Green Party in Brighton and Hove faces no confidence vote
- 31 January 2014
- From the section Sussex
A vote of no confidence in Brighton's Green Party administration has been passed as the controversy over its proposed council tax rise intensifies.
The Green Party wants to raise council tax by 4.75%, which would need a majority yes vote in a referendum.
The Labour and Tory groups called on leader Jason Kitcat to stand down, but he said he was "not going anywhere".
Both the Labour and Conservative groups said they planned to oppose the Green Party budget next month.
The Greens had put forward a tax rise of 4.75% to fund adult social care services and said the city would hold a referendum on the issue.
Mr Kitcat said there was "widespread consensus" among reputable charities that there was a crisis looming for social care.

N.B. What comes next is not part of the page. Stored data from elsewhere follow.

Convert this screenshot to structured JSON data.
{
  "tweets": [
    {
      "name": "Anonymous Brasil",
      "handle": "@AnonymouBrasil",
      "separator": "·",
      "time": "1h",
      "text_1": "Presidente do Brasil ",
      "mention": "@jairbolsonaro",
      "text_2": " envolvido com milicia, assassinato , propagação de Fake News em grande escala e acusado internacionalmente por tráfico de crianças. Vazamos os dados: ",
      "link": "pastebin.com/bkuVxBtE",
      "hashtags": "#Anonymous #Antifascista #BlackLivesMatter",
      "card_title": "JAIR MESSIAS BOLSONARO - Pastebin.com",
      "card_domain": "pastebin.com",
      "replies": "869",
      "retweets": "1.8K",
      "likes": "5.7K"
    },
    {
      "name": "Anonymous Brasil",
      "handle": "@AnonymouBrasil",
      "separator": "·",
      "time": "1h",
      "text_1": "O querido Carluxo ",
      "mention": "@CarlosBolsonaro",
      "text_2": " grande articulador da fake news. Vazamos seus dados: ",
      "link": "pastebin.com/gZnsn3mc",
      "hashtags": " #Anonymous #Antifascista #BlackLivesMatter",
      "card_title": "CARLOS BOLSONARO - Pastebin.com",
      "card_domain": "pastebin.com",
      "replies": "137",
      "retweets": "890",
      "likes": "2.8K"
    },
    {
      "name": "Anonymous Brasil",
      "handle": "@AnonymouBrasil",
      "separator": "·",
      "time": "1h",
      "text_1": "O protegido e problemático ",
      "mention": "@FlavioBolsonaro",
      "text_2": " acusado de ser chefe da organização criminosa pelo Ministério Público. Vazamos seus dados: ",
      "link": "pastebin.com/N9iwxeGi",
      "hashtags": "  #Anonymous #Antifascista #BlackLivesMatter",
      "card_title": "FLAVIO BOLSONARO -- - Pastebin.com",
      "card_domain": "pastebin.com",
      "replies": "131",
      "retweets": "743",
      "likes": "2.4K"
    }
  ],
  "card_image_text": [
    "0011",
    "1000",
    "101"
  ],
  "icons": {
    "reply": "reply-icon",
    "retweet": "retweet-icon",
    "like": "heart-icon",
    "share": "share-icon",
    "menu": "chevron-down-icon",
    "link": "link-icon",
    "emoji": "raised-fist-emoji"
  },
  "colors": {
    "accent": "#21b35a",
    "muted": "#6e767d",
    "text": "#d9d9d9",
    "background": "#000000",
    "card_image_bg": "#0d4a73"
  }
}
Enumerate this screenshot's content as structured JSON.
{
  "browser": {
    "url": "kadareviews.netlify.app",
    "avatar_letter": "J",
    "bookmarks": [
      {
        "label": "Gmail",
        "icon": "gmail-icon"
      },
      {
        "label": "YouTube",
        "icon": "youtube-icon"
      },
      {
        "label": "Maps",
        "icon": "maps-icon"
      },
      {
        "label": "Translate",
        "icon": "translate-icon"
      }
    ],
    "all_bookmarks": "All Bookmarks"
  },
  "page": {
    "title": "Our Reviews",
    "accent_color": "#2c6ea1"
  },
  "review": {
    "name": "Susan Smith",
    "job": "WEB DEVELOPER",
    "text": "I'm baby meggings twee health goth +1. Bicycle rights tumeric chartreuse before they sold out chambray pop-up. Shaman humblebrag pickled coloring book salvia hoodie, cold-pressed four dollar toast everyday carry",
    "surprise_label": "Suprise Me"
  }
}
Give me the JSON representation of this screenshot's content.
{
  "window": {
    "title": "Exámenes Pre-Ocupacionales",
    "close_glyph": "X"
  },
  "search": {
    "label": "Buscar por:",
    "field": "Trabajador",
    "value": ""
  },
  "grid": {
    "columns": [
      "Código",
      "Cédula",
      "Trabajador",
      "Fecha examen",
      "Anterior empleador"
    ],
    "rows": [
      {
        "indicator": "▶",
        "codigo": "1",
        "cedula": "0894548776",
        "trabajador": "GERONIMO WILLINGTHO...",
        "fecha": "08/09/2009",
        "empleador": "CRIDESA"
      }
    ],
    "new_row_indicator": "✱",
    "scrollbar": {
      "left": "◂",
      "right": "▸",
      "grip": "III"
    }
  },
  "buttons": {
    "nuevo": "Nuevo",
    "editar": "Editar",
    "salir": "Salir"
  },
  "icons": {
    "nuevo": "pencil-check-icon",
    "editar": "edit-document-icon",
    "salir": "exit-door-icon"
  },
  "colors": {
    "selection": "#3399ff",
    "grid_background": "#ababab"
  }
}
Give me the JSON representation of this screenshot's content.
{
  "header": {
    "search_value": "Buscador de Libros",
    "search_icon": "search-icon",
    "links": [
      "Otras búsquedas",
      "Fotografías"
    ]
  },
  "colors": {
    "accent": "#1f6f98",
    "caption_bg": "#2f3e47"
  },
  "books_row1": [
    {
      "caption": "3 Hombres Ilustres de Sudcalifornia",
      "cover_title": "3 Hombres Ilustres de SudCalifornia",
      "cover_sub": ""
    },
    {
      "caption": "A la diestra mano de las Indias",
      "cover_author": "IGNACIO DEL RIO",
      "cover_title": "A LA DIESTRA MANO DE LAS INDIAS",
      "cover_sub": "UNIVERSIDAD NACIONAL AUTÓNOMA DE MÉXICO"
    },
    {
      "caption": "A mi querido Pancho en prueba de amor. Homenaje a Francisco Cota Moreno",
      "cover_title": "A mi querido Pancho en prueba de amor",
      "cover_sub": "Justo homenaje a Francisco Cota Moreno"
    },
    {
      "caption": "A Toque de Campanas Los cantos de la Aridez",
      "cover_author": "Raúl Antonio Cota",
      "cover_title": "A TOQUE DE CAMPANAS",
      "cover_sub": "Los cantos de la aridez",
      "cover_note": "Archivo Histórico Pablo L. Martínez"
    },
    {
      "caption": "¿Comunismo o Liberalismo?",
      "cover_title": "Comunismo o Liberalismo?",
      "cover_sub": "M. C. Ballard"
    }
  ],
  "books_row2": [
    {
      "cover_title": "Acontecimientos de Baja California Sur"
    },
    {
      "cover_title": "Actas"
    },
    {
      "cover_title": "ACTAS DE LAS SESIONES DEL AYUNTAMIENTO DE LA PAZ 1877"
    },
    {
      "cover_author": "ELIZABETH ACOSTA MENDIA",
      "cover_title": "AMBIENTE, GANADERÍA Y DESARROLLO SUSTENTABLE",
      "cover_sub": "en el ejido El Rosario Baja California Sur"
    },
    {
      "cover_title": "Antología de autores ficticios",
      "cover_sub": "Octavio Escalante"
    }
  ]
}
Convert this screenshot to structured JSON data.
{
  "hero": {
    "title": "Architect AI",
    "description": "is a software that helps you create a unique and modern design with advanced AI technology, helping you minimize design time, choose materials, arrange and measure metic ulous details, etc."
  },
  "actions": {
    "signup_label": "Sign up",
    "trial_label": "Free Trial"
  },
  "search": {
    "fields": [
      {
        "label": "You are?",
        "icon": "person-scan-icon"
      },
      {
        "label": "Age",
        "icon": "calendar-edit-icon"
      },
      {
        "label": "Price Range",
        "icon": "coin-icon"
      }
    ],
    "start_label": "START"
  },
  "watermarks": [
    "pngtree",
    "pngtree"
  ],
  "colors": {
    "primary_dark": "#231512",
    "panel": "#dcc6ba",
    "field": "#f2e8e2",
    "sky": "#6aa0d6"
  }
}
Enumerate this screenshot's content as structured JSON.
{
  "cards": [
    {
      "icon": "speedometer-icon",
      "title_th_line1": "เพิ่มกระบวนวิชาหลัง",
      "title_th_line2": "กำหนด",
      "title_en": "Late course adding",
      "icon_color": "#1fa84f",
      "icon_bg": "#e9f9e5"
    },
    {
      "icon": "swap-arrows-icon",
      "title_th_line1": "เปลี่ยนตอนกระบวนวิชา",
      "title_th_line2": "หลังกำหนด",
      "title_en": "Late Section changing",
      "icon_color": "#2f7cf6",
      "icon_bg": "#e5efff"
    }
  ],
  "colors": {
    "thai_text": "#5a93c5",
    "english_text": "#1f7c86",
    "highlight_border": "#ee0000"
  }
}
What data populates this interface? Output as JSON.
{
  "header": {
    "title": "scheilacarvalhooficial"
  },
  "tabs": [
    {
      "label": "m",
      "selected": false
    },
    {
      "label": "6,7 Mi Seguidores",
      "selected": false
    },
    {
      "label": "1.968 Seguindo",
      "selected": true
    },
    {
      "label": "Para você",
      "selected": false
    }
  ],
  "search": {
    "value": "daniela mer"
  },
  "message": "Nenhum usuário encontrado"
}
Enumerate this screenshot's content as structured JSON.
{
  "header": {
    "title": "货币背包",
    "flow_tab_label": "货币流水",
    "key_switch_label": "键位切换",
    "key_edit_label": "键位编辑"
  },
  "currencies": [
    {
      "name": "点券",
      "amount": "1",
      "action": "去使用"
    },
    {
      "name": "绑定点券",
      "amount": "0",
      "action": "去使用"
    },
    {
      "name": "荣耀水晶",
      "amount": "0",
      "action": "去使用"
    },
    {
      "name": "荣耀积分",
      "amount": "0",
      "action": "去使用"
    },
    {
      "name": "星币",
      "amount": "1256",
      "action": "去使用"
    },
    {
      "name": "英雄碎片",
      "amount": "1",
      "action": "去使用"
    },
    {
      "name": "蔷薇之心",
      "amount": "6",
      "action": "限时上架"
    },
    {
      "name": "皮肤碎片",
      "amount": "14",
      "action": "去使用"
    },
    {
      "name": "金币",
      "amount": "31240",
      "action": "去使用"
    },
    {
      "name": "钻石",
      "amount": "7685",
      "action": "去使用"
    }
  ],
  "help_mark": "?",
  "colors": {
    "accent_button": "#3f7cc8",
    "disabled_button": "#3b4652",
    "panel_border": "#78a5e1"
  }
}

He claimed by 2020 there would be no government funding for councils.
"We need to make a choice," he said. "Do we either pay some more through council tax to protect care for the vulnerable, or not?"
Mr Kitcat also said the Tory group wanted to freeze council tax while Labour wanted a 2% rise, and while those two groups could not agree, the Green Party's position would "hold true".
He said: "If the people come back through a referendum and say we don't want to pay more, absolutely fine, that will be democracy in action. But we think we should let the people decide."
Labour group leader Warren Morgan said his party wanted a 2% increase because a freeze would mean more cuts being forced on the council.
He said residents could not afford another £6 a month on top of all the other bills that were going up.
Mr Morgan said he had called for a "caretaker" administration that would see all three parties governing on a consensus basis with a 2% tax increase.
"It would focus on getting those basic services like refuse collection right, instead of all this political squabbling and point scoring and gestures that people are coming up with - that is what residents are telling us they want," he said.
The city faced disrupted rubbish collections last summer and this month - the council later said it had made changes to the service but the transition period had not been as smooth as hoped for.
Conservative group leader Geoffrey Theobald said: "We believe there should be a council tax freeze, and that there is no necessity for a council tax rise if the council is run more efficiently."
He added: "You've got two left-wing parties both posturing ahead of next year's elections, desperately trying to outbid each other for the far left vote in the city.
"I don't believe that's the way to run a city and the vast majority of our residents are just getting caught in the crossfire of their personal battle."